How do I pull the number entered in a manual scale with ruby?

I am trying to access the number entered when manually scaling a component. If I scale a component in the x direction, then type in xx" and hit enter, how can I (or can I) grab/catch the value of xx"? In a DC scaled in this way, the _last_lenx, _lenx_nominal and lenx are all incorrect afterwards. BUT a redraw corrects the measurement, so it MUST be stored somewhere… Any input appreciated!

Is how it’s scaled important? Or just generally getting the scaling factors for each axis of a group or component?

That information is encapsulated in the transformation matrix for each instance (.transformation ).

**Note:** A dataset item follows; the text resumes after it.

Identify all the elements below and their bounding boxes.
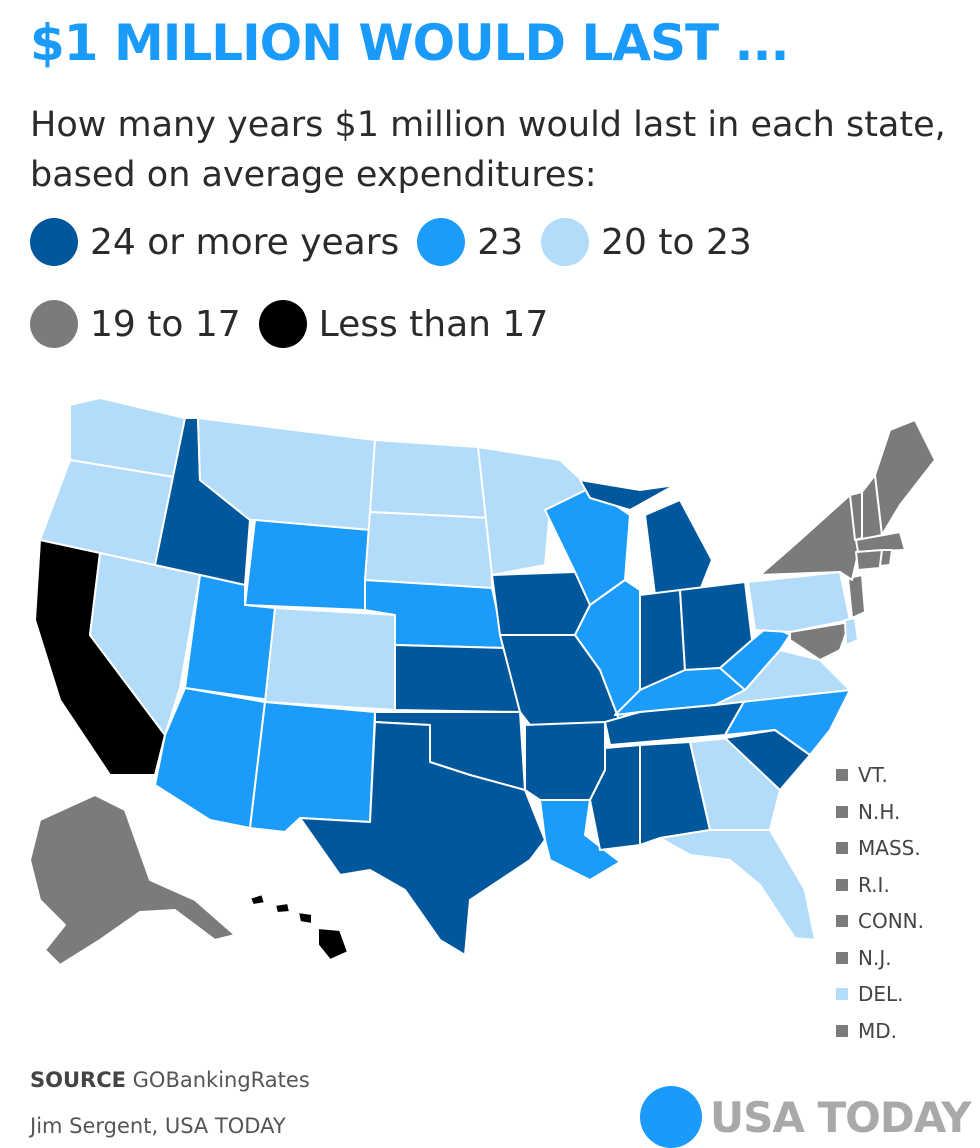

What are you going to use the value for?

In true bend I need to get the X, Y, Z scaling of an instance, and I use this:

Hey @tt_su ! Big fan of your work. I am trying to get a solid work around for the DC lenxyz bug where it gets thrown off after a manual edit or manual scale as described above. It seems that the manual scale is the only place things are thrown off during the scale process. I got a patch working with onClose and onChangeEntity observers deleting _len_nominal, but when the len attributes get updated the dependant DC attributes do not update without a redraw. Calling a redraw from inside onChangeEntity creates a loop and locks SketchUp, I think (thanks @DanRathbun). So now I am trying to fix it by setting any len dependant attributes requiring an update, instead of doing a redraw. Which makes the whole thing less generic and consequently less useful… I just started messing with .bounds and .width, which based on what you posted would seem to be the right direction. I hate having to constantly double check and make sure nothing is off after edits. What I really want is a way to trigger a redraw after a manual scale event as described above, would make the whole thing way simpler and more reliable.

Working on a self updating DC volume attribute as well along the same lines. I find it really weird they didn’t include that one in the extension…

Thanks for the help!

I just realized that Transformation Inspector might be a better reference to extract info from transformation matrices: GitHub - thomthom/transformation-inspector: Inspect and manipulate transformations of SketchUp instances.